À la Conférence de l’ONU sur l’océan, Macron s’oppose à l’unilatéralisme américain: «Les abysses ne sont pas à vendre»
Lors de l’ouverture de la Conférence de l’ONU sur les océans lundi 9 juin, le président français Emmanuel Macron a défendu avec force le multilatéralisme face à la tentation du » chacun-chez-soi ». Avec son discours, le chef de l’État français a critiqué la position incarnée par le président américain Donald Trump, absent du sommet.
Par :RFI avec AFP
C’est un appel à la mobilisation pour des « océans en ébullition », mais aussi une pique à peine voilée adressée à Donald Trump. Lundi 9 juin, à Nice, lors de l’ouverture de la troisième conférence des Nations unies sur les océans, Emmanuel Macron a donné le ton. « La première réponse, c’est le multilatéralisme », a-t-il martelé, avant de lancer : « Les abysses ne sont pas à vendre, pas plus que le Groenland, l’Antarctique ou la haute mer ». Une déclaration qui vise clairement les ambitions expansionnistes prêtées au président américain, grand absent du sommet.
Emmanuel Macron, qui doit se rendre au Groenland le 15 juin, poursuit ainsi une ligne diplomatique constante : faire barrage à la vision unilatérale portée par l’ex-locataire de la Maison Blanche, qui menace de relancer l’exploitation minière en haute mer sans cadre collectif.
« Les grands fonds ne peuvent pas devenir un Far West »
Plus de 60 chefs d’État et de gouvernement ont fait le déplacement sur la Côte d’Azur – notamment des pays du Pacifique et d’Amérique latine – pour porter la voix d’un océan en surchauffe, en surpêche et en surpollution.

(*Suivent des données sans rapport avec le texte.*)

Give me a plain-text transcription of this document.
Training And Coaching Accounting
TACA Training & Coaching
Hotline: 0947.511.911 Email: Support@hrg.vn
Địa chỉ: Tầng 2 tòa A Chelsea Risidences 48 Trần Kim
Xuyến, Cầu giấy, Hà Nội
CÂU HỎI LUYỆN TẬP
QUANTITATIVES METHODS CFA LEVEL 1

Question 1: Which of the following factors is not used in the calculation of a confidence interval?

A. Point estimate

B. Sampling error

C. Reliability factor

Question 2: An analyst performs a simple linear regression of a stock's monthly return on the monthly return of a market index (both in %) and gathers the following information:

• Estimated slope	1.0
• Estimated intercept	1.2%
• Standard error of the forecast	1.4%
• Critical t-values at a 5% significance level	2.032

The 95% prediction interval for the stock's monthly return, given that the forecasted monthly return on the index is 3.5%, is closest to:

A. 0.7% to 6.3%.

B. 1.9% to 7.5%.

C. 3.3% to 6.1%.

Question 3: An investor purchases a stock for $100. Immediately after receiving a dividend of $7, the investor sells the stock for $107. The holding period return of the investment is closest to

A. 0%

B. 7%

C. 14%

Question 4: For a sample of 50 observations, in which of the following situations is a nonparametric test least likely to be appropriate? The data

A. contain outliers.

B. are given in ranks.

Une urgence que partage le secrétaire général de l’ONU António Guterres, qui a appelé à éviter la transformation des fonds marins en terrain de non-droit. « Les grands fonds ne peuvent pas devenir un Far West », a-t-il martelé, en écho direct à la politique américaine, qui prévoit de lancer unilatéralement l’exploitation des galets de nickel et autres métaux critiques dans les eaux internationales du Pacifique.

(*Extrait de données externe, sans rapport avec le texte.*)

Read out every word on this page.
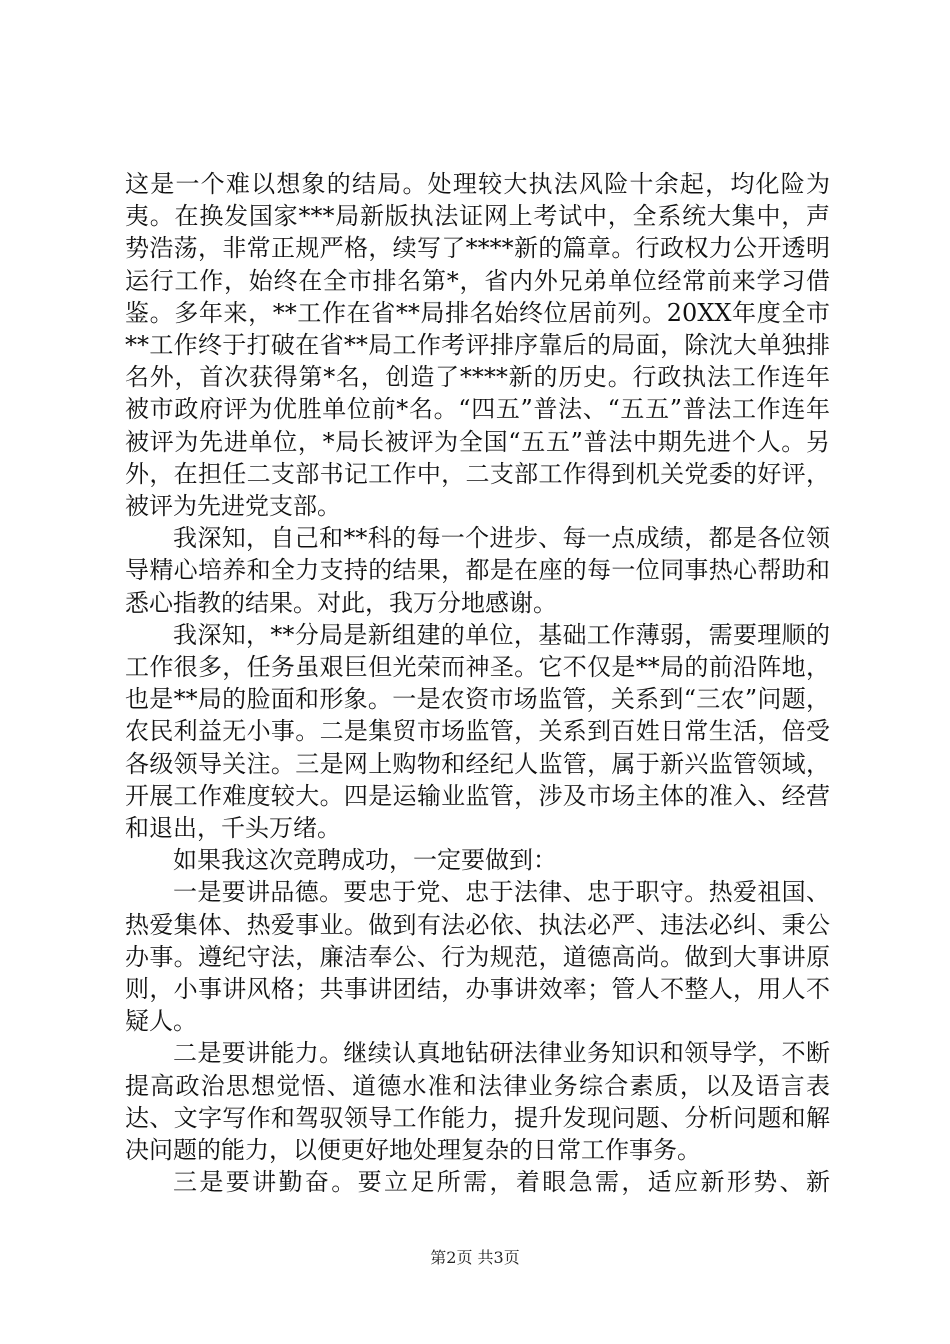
这是一个难以想象的结局。处理较大执法风险十余起，均化险为夷。在换发国家***局新版执法证网上考试中，全系统大集中，声势浩荡，非常正规严格，续写了****新的篇章。行政权力公开透明运行工作，始终在全市排名第*，省内外兄弟单位经常前来学习借鉴。多年来，**工作在省**局排名始终位居前列。20XX年度全市**工作终于打破在省**局工作考评排序靠后的局面，除沈大单独排名外，首次获得第*名，创造了****新的历史。行政执法工作连年被市政府评为优胜单位前*名。“四五”普法、“五五”普法工作连年被评为先进单位，*局长被评为全国“五五”普法中期先进个人。另外，在担任二支部书记工作中，二支部工作得到机关党委的好评，被评为先进党支部。

我深知，自己和**科的每一个进步、每一点成绩，都是各位领导精心培养和全力支持的结果，都是在座的每一位同事热心帮助和悉心指教的结果。对此，我万分地感谢。

我深知，**分局是新组建的单位，基础工作薄弱，需要理顺的工作很多，任务虽艰巨但光荣而神圣。它不仅是**局的前沿阵地，也是**局的脸面和形象。一是农资市场监管，关系到“三农”问题，农民利益无小事。二是集贸市场监管，关系到百姓日常生活，倍受各级领导关注。三是网上购物和经纪人监管，属于新兴监管领域，开展工作难度较大。四是运输业监管，涉及市场主体的准入、经营和退出，千头万绪。

如果我这次竞聘成功，一定要做到：

一是要讲品德。要忠于党、忠于法律、忠于职守。热爱祖国、热爱集体、热爱事业。做到有法必依、执法必严、违法必纠、秉公办事。遵纪守法，廉洁奉公、行为规范，道德高尚。做到大事讲原则，小事讲风格；共事讲团结，办事讲效率；管人不整人，用人不疑人。

二是要讲能力。继续认真地钻研法律业务知识和领导学，不断提高政治思想觉悟、道德水准和法律业务综合素质，以及语言表达、文字写作和驾驭领导工作能力，提升发现问题、分析问题和解决问题的能力，以便更好地处理复杂的日常工作事务。

三是要讲勤奋。要立足所需，着眼急需，适应新形势、新

第2页 共3页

Nous savons que c’est possible. Lorsque nous sommes parvenus à un moratoire mondial sur la chasse commerciale à la baleine, les populations de baleines se sont reconstituées. Lorsque nous protégeons des aires marines, la vie revient. Aujourd’hui, nous avons la possibilité de redonner à l’océan son abondance. Ce qui a été perdu en l’espace d’une génération peut renaître en l’espace d’une autre. L’océan qu’ont connu nos ancêtres, qui regorgeait de vie et de diversité, peut être davantage qu’une légende. Il peut être notre héritage. Que votre conférence soit couronnée de succès. Je vous remercie.

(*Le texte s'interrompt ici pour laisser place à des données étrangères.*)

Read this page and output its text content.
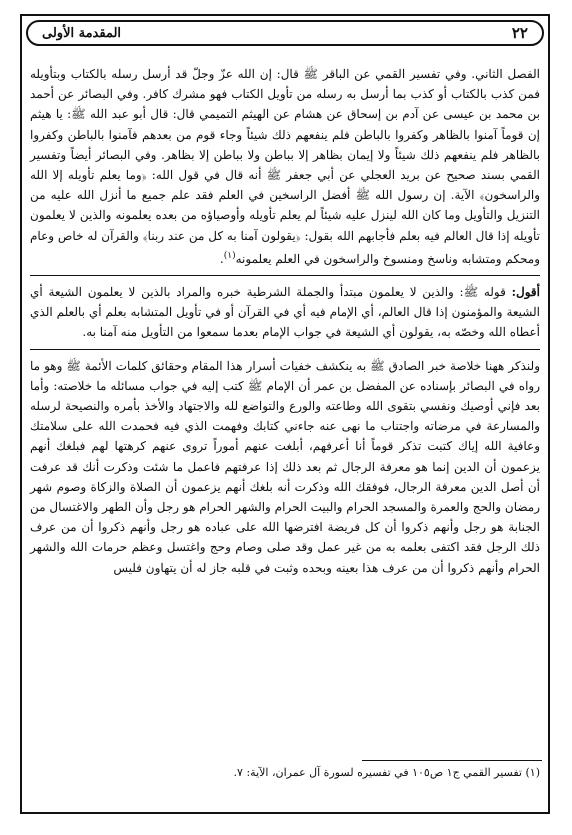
٢٢
المقدمة الأولى

الفصل الثاني. وفي تفسير القمي عن الباقر ﷺ قال: إن الله عزّ وجلّ قد أرسل رسله بالكتاب وبتأويله فمن كذب بالكتاب أو كذب بما أرسل به رسله من تأويل الكتاب فهو مشرك كافر. وفي البصائر عن أحمد بن محمد بن عيسى عن آدم بن إسحاق عن هشام عن الهيثم التميمي قال: قال أبو عبد الله ﷺ: يا هيثم إن قوماً آمنوا بالظاهر وكفروا بالباطن فلم ينفعهم ذلك شيئاً وجاء قوم من بعدهم فآمنوا بالباطن وكفروا بالظاهر فلم ينفعهم ذلك شيئاً ولا إيمان بظاهر إلا بباطن ولا بباطن إلا بظاهر. وفي البصائر أيضاً وتفسير القمي بسند صحيح عن بريد العجلي عن أبي جعفر ﷺ أنه قال في قول الله: ﴿وما يعلم تأويله إلا الله والراسخون﴾ الآية. إن رسول الله ﷺ أفضل الراسخين في العلم فقد علم جميع ما أنزل الله عليه من التنزيل والتأويل وما كان الله لينزل عليه شيئاً لم يعلم تأويله وأوصياؤه من بعده يعلمونه والذين لا يعلمون تأويله إذا قال العالم فيه بعلم فأجابهم الله بقول: ﴿يقولون آمنا به كل من عند ربنا﴾ والقرآن له خاص وعام ومحكم ومتشابه وناسخ ومنسوخ والراسخون في العلم يعلمونه$^{(١)}$.

أقول: قوله ﷺ: والذين لا يعلمون مبتدأ والجملة الشرطية خبره والمراد بالذين لا يعلمون الشيعة أي الشيعة والمؤمنون إذا قال العالم، أي الإمام فيه أي في القرآن أو في تأويل المتشابه بعلم أي بالعلم الذي أعطاه الله وخصّه به، يقولون أي الشيعة في جواب الإمام بعدما سمعوا من التأويل منه آمنا به.

ولنذكر ههنا خلاصة خبر الصادق ﷺ به ينكشف خفيات أسرار هذا المقام وحقائق كلمات الأئمة ﷺ وهو ما رواه في البصائر بإسناده عن المفضل بن عمر أن الإمام ﷺ كتب إليه في جواب مسائله ما خلاصته: وأما بعد فإني أوصيك ونفسي بتقوى الله وطاعته والورع والتواضع لله والاجتهاد والأخذ بأمره والنصيحة لرسله والمسارعة في مرضاته واجتناب ما نهى عنه جاءني كتابك وفهمت الذي فيه فحمدت الله على سلامتك وعافية الله إياك كتبت تذكر قوماً أنا أعرفهم، أبلغت عنهم أموراً تروى عنهم كرهتها لهم فبلغك أنهم يزعمون أن الدين إنما هو معرفة الرجال ثم بعد ذلك إذا عرفتهم فاعمل ما شئت وذكرت أنك قد عرفت أن أصل الدين معرفة الرجال، فوفقك الله وذكرت أنه بلغك أنهم يزعمون أن الصلاة والزكاة وصوم شهر رمضان والحج والعمرة والمسجد الحرام والبيت الحرام والشهر الحرام هو رجل وأن الطهر والاغتسال من الجنابة هو رجل وأنهم ذكروا أن كل فريضة افترضها الله على عباده هو رجل وأنهم ذكروا أن من عرف ذلك الرجل فقد اكتفى بعلمه به من غير عمل وقد صلى وصام وحج واغتسل وعظم حرمات الله والشهر الحرام وأنهم ذكروا أن من عرف هذا بعينه وبحده وثبت في قلبه جاز له أن يتهاون فليس

(١) تفسير القمي ج١ ص١٠٥ في تفسيره لسورة آل عمران، الآية: ٧.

00:36 – Antonio Guterres, lors du premier jour du Sommet mondial sur les océans organisé à NiceRFI
« Nous ne pouvons pas permettre qu’il arrive à la mer ce qui est arrivé au commerce international », a abondé le président brésilien Lula, en appelant à des « actes clairs » de l’Autorité internationale des fonds marins. Cela pour mettre fin à cette « course prédatrice » aux métaux critiques.
Un traité sur la haute mer en voie d’adoption
Au-delà des dénonciations, Emmanuel Macron a voulu incarner l’action, notamment sur le traité international sur la haute mer, signé en 2023. « C’est donc gagné ! », s’est-il enthousiasmé, annonçant que 50 pays avaient déjà ratifié le texte, et que 15 autres s’étaient formellement engagés à les rejoindre. Le seuil des 60 ratifications nécessaires à l’entrée en vigueur du traité devrait être atteint d’ici fin 2025.
Ce traité inédit doit permettre de mieux encadrer l’exploitation et la préservation de la biodiversité en eaux internationales, au-delà des 200 milles marins (370 km) des côtes. La France espérait en annoncer la mise en œuvre formelle à Nice, mais a dû repousser cette échéance symbolique.
Vers plus d’aires marines protégées
La conférence a également été l’occasion d’annonces sur les aires marines protégées (AMP). La France a confirmé samedi la limitation du chalutage de fond dans ses AMP, mais les ONG jugent la mesure trop timide, ne couvrant que 4 % des eaux métropolitaines. À l’inverse, le Royaume-Uni s’apprête à interdire le chalutage dans 41 zones marines protégées, soit 30 000 km².
L’objectif international reste fixé : 30 % d’aires protégées d’ici à 2030, contre un peu plus de 8 % aujourd’hui. Paris espère passer de 8,36 % à 10 % grâce aux annonces faites à Nice, mais les niveaux de protection restent variables d’un pays à l’autre, et les restrictions d’activités, notamment de pêche, loin d’être systématiques.